Inference

To say whether an observed pattern in data reflects something important about the real world or is merely chance variation, we rely on statistical inference. Statistical inference is primarily used to draw conclusions about some parameter from data. Quantitative analysis sets up estimation so that the statistical inference conclusions are useful in the real world, which requires ensuring that the parameter measures a useful concept and that the estimate variations are well-estimated.

The variability of estimates is captured by a standard error, the standard deviation of estimates, and good inference requires a good estimate of that standard error. If the standard errors are too small, we are likely to reject the hypothesis that there is no impact, leading us to find impacts where there are none. If standard errors are too large, we tend to fail to reject the hypothesis that there is no impact, leading us to conclude there are no impacts where there are real impacts.

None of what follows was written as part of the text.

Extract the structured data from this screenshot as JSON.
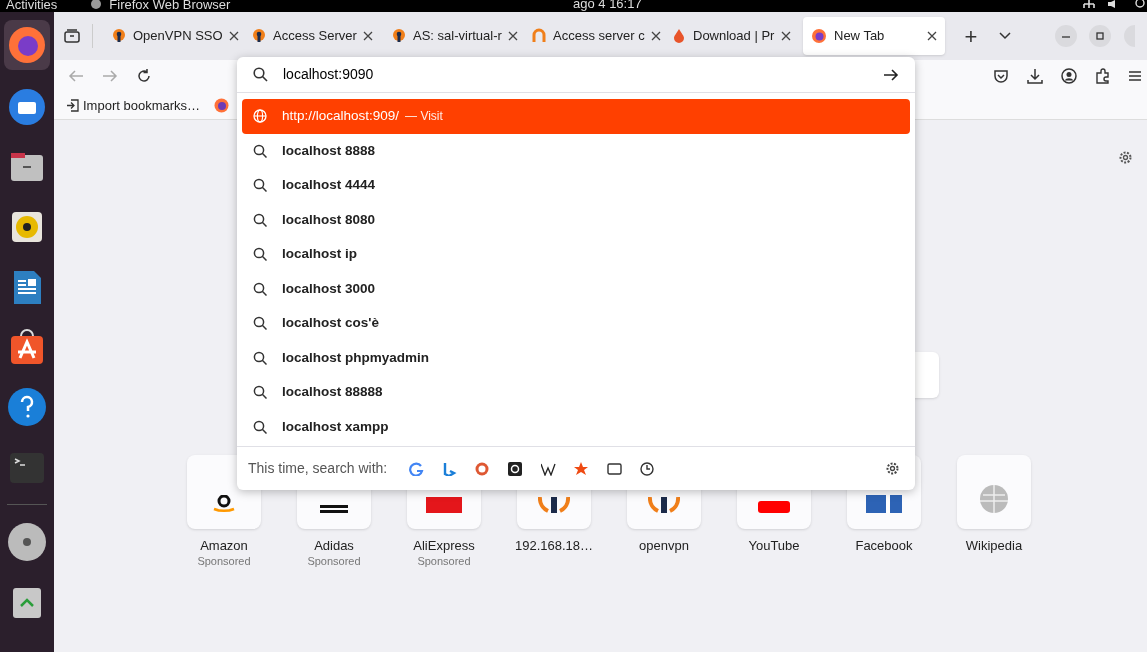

Often, correlations in individual-level errors are the source of problems in estimating standard errors. For example, if a survey samples neighborhood blocks and interviews everyone on the block, it is plausible that all values in one block are abnormally high compared with the conditional mean, and abnormally low in another block, implying positive correlation of errors. This is a cluster sample and, because we do not know exactly how errors are correlated within a cluster, we want a standard error estimator that is robust to arbitrary within-cluster correlations: the cluster-robust standard error (Rogers 1993).

A similar clustering of errors can also exist in a simple random sample, if multiple sampled individuals are in larger units with intrinsically correlated errors, such as students within schools, members of a family, or multiple observations of individuals over time. The cluster-robust standard error works for each of these cases, as long as there are many clusters, the clusters are of comparable size, and errors are not correlated across clusters (Nichols and Schaffer 2007).

 


References

Rogers, Williams H. 1993. “sg17: Regression Standard Errors in Clustered Samples.” Stata Technical Bulletin 13: 19–23. [www.stata.com/support/faqs/stat/stb13_rogers.pdf]

Nichols, Austin, and Mark Schaffer. 2007. “Clustered Errors in Stata.” Presented at UK Stata Users’ Group, September 10. [www.stata.com/meeting/13uk/nichols_crse.pdf]